Por: José Antonio Villegas Zambrano
La iglesia del Señor se encuentra bajo constante el sutil ataque de un enemigo espiritual que busca desestabilizar su testimonio y destruir su unidad. El apóstol Pedro nos advierte de manera directa sobre la realidad de esta guerra espiritual y nos ordena tomar una postura de resistencia inquebrantable. La palabra “Firmes” en este contexto traduce el término griego “stereos”, que se refiere a algo sólido, compacto, duro, que no se dobla ni se quiebra. Esta resistencia no se basa en estrategias o el esfuerzo humano, sino en una fe madura y enteramente cimentada sobre La Roca firme.
El adversario opera frecuentemente a través del desánimo, y la infiltración de ideologías falsas que intentan restar importancia a los mandamientos eternos de Dios. Ante estas presiones, la iglesia no puede permitirse adoptar una postura de neutralidad o de cobardía espiritual para complacer a la sociedad secular.
¿Estamos dispuestos a sostener la verdad de las Escrituras aun cuando eso implique enfrentar el menosprecio, la crítica o el aislamiento por parte del mundo actual?
Resistir firmes en la fe significa tener convicción de que la Palabra de Dios es nuestra única norma innegociable de vida.
Una de las tácticas más destructivas del enemigo es hacernos creer que estamos completamente solos en medio de nuestras batallas y padecimientos particulares. Sin embargo, el Espíritu Santo nos recuerda que formamos parte de un cuerpo, una gran familia de fe que experimenta las mismas presiones en diferentes sitios de la tierra. Este conocimiento debe fortalecer nuestro espíritu cooperativo y recordarnos la importancia de interceder activamente por la iglesia en todo el mundo. El ejemplo de fidelidad en contextos de opresión que vivió la iglesia en sus primeros años debe inspirarnos a valorar y defender la libertad y la verdad que hoy podemos vivir.

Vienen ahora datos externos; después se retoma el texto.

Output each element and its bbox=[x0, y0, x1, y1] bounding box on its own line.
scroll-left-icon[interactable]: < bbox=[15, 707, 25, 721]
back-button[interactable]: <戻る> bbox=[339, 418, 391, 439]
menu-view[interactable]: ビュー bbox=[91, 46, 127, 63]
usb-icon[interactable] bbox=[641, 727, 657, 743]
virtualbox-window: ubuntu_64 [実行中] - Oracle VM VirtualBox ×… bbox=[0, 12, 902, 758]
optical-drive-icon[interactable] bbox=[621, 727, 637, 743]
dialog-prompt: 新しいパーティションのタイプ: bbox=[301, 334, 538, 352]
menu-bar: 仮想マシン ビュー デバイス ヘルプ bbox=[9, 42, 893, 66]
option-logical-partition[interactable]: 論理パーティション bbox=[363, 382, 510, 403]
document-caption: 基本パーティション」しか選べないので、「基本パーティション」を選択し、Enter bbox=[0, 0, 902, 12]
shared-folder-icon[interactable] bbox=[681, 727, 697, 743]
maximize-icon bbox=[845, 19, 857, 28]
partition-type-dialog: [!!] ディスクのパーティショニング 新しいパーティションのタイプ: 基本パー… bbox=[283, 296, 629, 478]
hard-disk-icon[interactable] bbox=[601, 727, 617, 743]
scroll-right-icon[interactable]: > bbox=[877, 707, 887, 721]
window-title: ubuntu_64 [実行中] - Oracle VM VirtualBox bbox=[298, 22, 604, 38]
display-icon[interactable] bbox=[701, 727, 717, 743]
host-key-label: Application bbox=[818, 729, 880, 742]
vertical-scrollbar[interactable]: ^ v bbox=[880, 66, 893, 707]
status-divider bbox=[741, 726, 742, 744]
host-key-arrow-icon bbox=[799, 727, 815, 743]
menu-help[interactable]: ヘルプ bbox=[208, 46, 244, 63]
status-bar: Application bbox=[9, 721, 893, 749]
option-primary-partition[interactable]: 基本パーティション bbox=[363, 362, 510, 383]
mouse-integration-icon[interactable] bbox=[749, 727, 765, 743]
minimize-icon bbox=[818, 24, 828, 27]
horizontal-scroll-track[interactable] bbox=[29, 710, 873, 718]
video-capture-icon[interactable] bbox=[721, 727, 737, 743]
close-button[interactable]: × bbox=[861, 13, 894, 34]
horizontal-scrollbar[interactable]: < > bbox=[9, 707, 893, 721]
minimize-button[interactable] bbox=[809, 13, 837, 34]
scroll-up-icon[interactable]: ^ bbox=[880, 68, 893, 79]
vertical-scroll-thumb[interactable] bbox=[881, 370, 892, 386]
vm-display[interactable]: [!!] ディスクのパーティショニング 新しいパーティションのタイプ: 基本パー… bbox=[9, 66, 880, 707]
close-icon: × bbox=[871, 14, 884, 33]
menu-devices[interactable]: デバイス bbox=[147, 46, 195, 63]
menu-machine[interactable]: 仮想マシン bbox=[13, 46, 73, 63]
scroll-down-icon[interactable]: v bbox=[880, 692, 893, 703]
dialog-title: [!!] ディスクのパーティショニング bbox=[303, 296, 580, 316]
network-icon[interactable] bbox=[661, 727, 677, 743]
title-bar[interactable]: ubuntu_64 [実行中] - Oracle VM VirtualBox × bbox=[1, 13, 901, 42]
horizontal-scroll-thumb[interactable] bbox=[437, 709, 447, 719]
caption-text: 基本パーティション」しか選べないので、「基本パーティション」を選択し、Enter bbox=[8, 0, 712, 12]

No peleamos de manera aislada. Cuando nos mantenemos unidos bajo la dirección del Buen Pastor, las fuerzas del Hades no pueden prevalecer contra la iglesia de Cristo. Cada reunión de oración y cada estudio bíblico consciente se transforman en trincheras espirituales.
Amada iglesia. Que nuestra fe sea sólida como el diamante, capaz de resistir el fuego de la prueba sin perder su pureza original. Confiemos plenamente en el Dios de toda gracia, aunque ahora tengamos que padecer un poco de tiempo. Pues el mismo nos perfeccionará, afirmará, fortalecerá y establecerá en su reino sempiterno, Amén.